Dit vonnis is gewezen door
mr. O.P. van Tricht, voorzitter,
mrs. P.J.M. Mol en G.A. Bos, rechters,
in tegenwoordigheid van A. Heijboer, griffier,
en uitgesproken op de openbare terechtzitting van deze rechtbank van 17 januari 2017.
BIJLAGE : De tenlastelegging
Aan [verdachte] wordt ten laste gelegd dat
hij op of omstreeks 07 oktober 2016 te Utrecht, in elk geval in Nederland, [benadeelde] heeft bedreigd met enig misdrijf tegen het leven gericht, althans met zware mishandeling, immers heeft verdachte opzettelijk voornoemde [benadeelde] dreigend de woorden toegevoegd: "Ik weet waar je werkt, ik ben over een paar uurtjes vrij, ik kom je wel tegen, ik maak je dood." althans woorden van gelijke dreigende aard of strekking;
art 285 lid 1 Wetboek van Strafrecht

Voetnoten

1.Voor zover niet anders vermeld, wordt in de hierna volgende voetnoten telkens verwezen naar bewijsmiddelen die zich in het aan deze zaak ten grondslag liggende dossier PL0900-2016313362 bevinden, volgens de in dat dossier toegepaste nummering 1 tot en met 95. Tenzij anders vermeld, gaat het daarbij om processen-verbaal, in de wettelijke vorm opgemaakt door daartoe bevoegde opsporingsambtenaren.

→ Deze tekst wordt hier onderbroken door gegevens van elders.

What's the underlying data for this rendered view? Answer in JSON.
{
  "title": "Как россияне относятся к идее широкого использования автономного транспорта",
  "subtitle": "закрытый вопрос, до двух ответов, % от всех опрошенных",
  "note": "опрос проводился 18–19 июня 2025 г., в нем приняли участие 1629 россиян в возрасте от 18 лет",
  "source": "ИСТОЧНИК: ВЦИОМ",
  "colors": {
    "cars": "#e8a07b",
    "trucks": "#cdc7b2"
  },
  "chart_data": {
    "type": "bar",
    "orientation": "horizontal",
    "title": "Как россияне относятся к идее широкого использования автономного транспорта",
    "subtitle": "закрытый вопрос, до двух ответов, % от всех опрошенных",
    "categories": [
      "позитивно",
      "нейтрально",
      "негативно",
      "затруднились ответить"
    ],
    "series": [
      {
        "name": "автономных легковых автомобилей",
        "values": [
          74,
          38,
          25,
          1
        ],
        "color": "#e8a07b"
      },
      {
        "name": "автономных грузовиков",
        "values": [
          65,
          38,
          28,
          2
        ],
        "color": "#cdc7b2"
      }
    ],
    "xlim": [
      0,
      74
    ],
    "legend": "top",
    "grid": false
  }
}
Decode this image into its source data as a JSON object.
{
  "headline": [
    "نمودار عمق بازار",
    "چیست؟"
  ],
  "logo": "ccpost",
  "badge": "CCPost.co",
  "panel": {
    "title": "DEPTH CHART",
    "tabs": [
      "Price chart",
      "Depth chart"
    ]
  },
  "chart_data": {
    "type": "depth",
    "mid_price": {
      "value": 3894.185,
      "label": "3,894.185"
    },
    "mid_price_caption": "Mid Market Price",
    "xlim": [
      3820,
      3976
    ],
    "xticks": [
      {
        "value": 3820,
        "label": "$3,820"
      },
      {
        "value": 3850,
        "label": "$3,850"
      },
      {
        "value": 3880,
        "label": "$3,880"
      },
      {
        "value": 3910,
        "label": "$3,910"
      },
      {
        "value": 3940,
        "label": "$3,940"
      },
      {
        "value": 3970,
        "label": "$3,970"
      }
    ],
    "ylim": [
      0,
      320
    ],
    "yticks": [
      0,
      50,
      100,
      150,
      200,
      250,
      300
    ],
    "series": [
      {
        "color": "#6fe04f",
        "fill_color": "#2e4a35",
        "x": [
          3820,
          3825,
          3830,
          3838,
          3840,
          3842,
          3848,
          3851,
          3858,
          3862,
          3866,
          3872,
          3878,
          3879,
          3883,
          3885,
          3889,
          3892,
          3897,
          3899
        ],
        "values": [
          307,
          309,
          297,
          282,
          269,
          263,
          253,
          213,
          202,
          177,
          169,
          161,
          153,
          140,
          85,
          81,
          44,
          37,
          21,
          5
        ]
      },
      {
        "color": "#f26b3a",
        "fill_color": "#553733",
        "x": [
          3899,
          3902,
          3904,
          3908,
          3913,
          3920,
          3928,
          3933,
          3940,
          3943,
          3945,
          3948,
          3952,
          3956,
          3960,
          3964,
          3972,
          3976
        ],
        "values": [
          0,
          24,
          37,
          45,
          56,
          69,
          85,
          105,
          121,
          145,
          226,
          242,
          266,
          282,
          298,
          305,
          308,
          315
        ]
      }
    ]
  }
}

2.Het proces-verbaal van bevindingen van 7 oktober 2016, pagina 05-07, in het bijzonder pagina 05.
3.Het proces-verbaal van bevindingen van 7 oktober 2016, pagina 05-07, in het bijzonder pagina 06.
4.Het proces-verbaal van aangifte door [benadeelde] van 7 oktober 2016, pagina 08-09, in het bijzonder pagina 08.
5.Het proces-verbaal van verhoor van verdachte van 8 oktober 2016, pagina 86-90, in het bijzonder pagina 89.